Ethan Lowe - 6 Can someone call the Maroons and tell them we need Ethan Lowe back? He hasn't shown up since Origin 3 and we miss him.
Cameron Murray - 5 Ricky Stuart's game plan was to send so much work Murray's way that he couldn't perform his usual heroics. It worked. Bennett's counterplay was...I'm still trying to figure out if he had one.
(8) Tom Burgess - 5 Wasn't bad. Wasn't great. A very tradesman-like performance from Tom. Unfortunately, that still puts him in the top 10% of players in the side.
Tevita Tatola - 7 Had a solid game and did what was asked of him. Got within a millimetre of scoring the try that probably would have sealed the game, making him neck and neck with Reyno for the "painful metaphor for this embarrassing band of dickheads" award.
(17) Mark Nicholls - 7 Tackled hard. Ran harder. Did what a prop should. Also only played for 15 minutes. One can only imagine what might have happened if he played a few more. Perhaps some kind of trophy being held in the air next Sunday? Bennett, you're a fucking moron. Have I mentioned that?

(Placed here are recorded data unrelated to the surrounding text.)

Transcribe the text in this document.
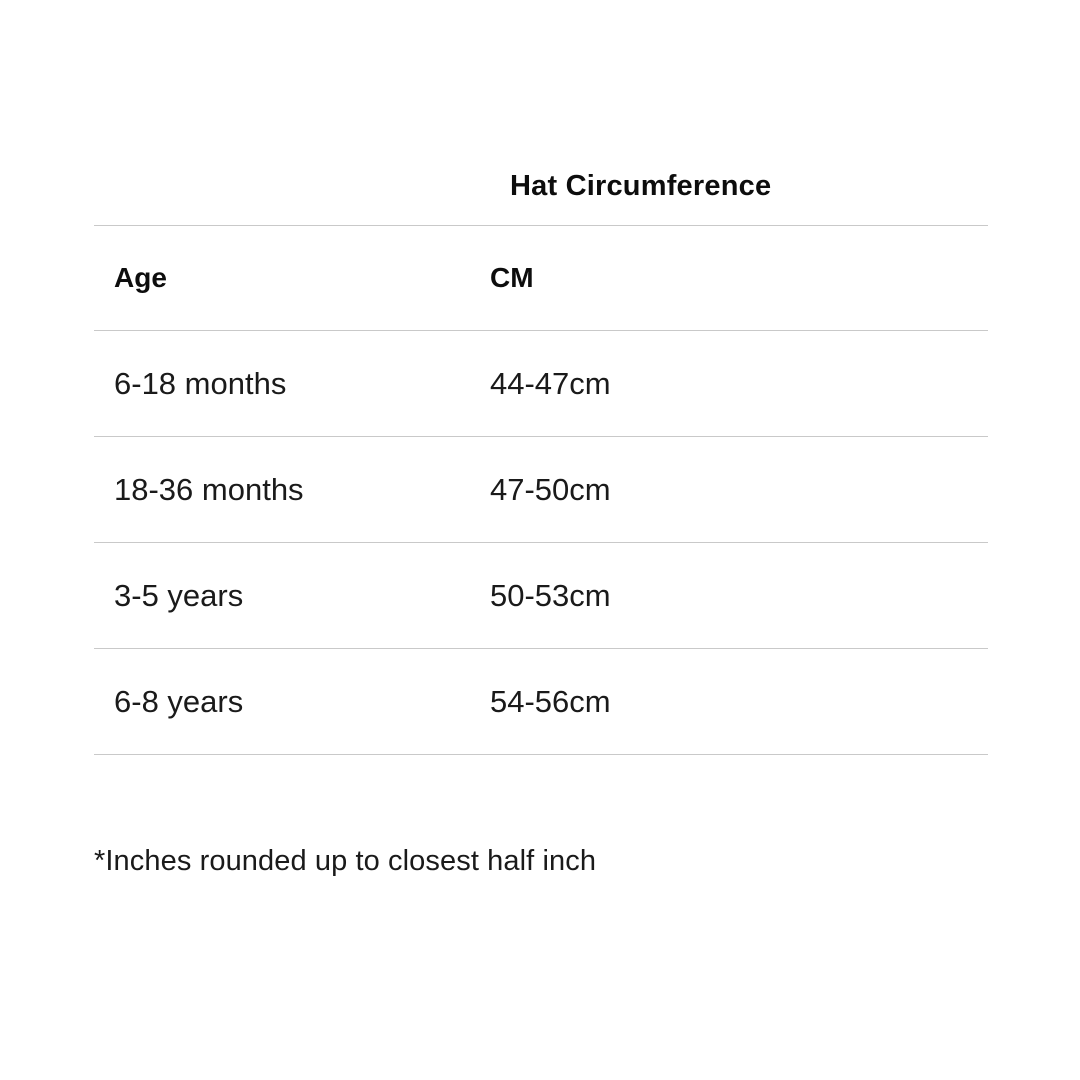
Hat Circumference
Age	CM
6-18 months	44-47cm
18-36 months	47-50cm
3-5 years	50-53cm
6-8 years	54-56cm
*Inches rounded up to closest half inch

(20) Dean Britt - 8 Like Nicholls, had a really strong game. So strong that I wonder why he spent the majority of the year in reserve grade. Ah, yes, because the coach is a fuckwit. Of course. As is Souths policy for people who play well and aren't dipshits, he's been allowed to sign with the Bulldogs for next year.
Coach: Wayne Bennett
You absolute stain of a human. The game passed you by over a decade ago but you persist with believing you're in any way relevant. You should be forced to hand over every accolade you've ever received to Craig Bellamy, who is everything you pretend to be and more. The only way Souths will be free of this window-licker is with some kind of exorcism.